Le campus est inauguré, mais qu'en est-il de sa gestion ? Car cette université de 72 salles de classe, sans compter les salles de laboratoire, la bibliothèque, la cafétéria, les salles de réunion, fait l'objet d'une querelle entre des membres du secteur privé de la société civile et ceux du rectorat de l'UEH. Le recteur annonce déjà des inscriptions pour février, mais les disciplines qui seront dispensées ne sont pas encore connues. Il a toutefois annoncé qu'une cellule va être mise sur pied pour la maintenance et l'entretien de ce « petit joyau ».
Belle performance sportive!


On saute à pieds joints de l'inauguration à la maintenance du campus, en remettant aux calendes haïtiennes l'élaboration du "projet d'établissement"!
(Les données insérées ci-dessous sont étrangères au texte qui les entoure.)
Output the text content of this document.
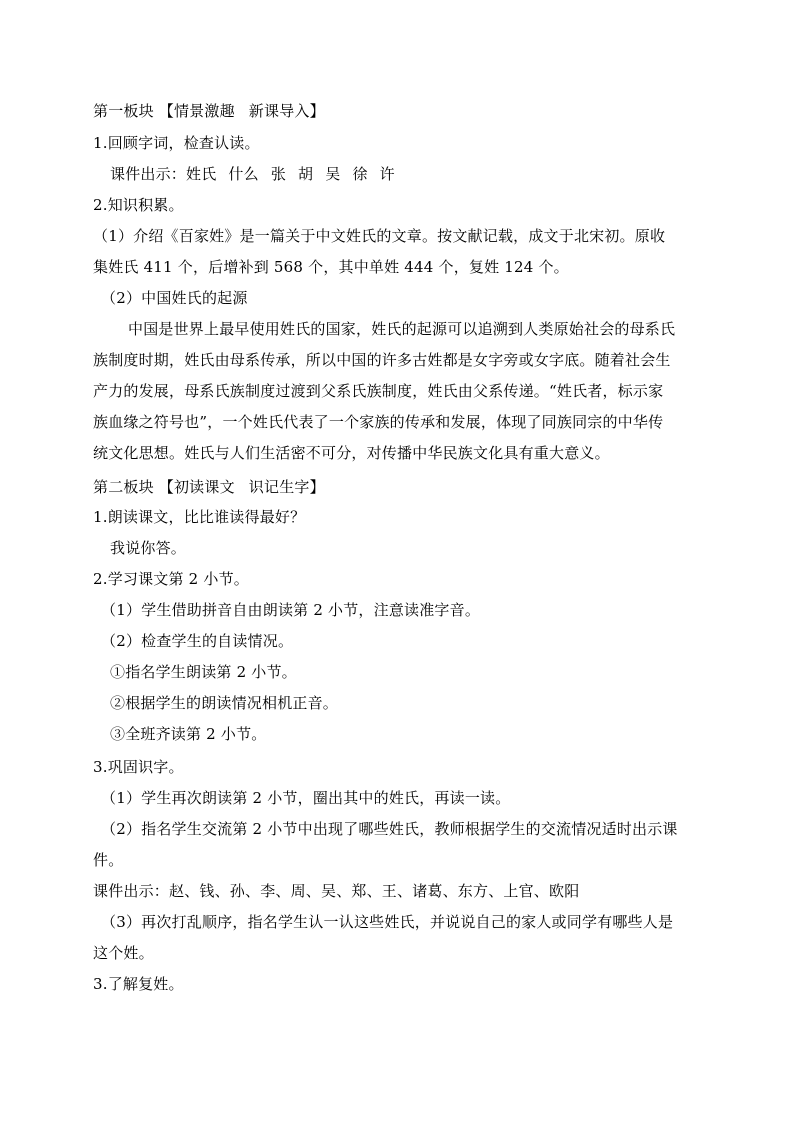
第一板块 【情景激趣 新课导入】
1.回顾字词，检查认读。
课件出示：姓氏 什么 张 胡 吴 徐 许
2.知识积累。
（1）介绍《百家姓》是一篇关于中文姓氏的文章。按文献记载，成文于北宋初。原收
集姓氏 411 个，后增补到 568 个，其中单姓 444 个，复姓 124 个。
（2）中国姓氏的起源
中国是世界上最早使用姓氏的国家，姓氏的起源可以追溯到人类原始社会的母系氏
族制度时期，姓氏由母系传承，所以中国的许多古姓都是女字旁或女字底。随着社会生
产力的发展，母系氏族制度过渡到父系氏族制度，姓氏由父系传递。“姓氏者，标示家
族血缘之符号也”，一个姓氏代表了一个家族的传承和发展，体现了同族同宗的中华传
统文化思想。姓氏与人们生活密不可分，对传播中华民族文化具有重大意义。
第二板块 【初读课文 识记生字】
1.朗读课文，比比谁读得最好？
我说你答。
2.学习课文第 2 小节。
（1）学生借助拼音自由朗读第 2 小节，注意读准字音。
（2）检查学生的自读情况。
①指名学生朗读第 2 小节。
②根据学生的朗读情况相机正音。
③全班齐读第 2 小节。
3.巩固识字。
（1）学生再次朗读第 2 小节，圈出其中的姓氏，再读一读。
（2）指名学生交流第 2 小节中出现了哪些姓氏，教师根据学生的交流情况适时出示课
件。
课件出示：赵、钱、孙、李、周、吴、郑、王、诸葛、东方、上官、欧阳
（3）再次打乱顺序，指名学生认一认这些姓氏，并说说自己的家人或同学有哪些人是
这个姓。
3.了解复姓。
"Pour élaborer le projet d'établissement [...] un comité technique va être « immédiatement » mis en place. « Il sera composé d'universitaires expérimentés évoluant en Haïti ou à l'étranger qui devront, dans un délai ne dépassant pas quatre mois, faire valider les programmes de formation, les moyens humains, financiers, techniques et organisationnels pour une rentrée universitaire prévue en septembre 2012 ".
Le professeur S. Pierre souligne le point qui est sans doute le plus important mais le plus difficile à régler. La nécessité absolue d'avoir à Limonade "un corps professoral compétent, qualifié et dévoué". La solution la plus courante en pareil cas, pour recruter des enseignants qualifiés voire éminents, est de les payer à hauteur de leurs qualifications et de leurs compétences, tout en leur offrant des conditions de travail de même niveau. La chose sera sans doute difficile à Limonade.
Une solution serait peut-être, à tout hasard, de retenir en Haïti l'éminent professeur S. Pierre puisqu'on l'a sous la main!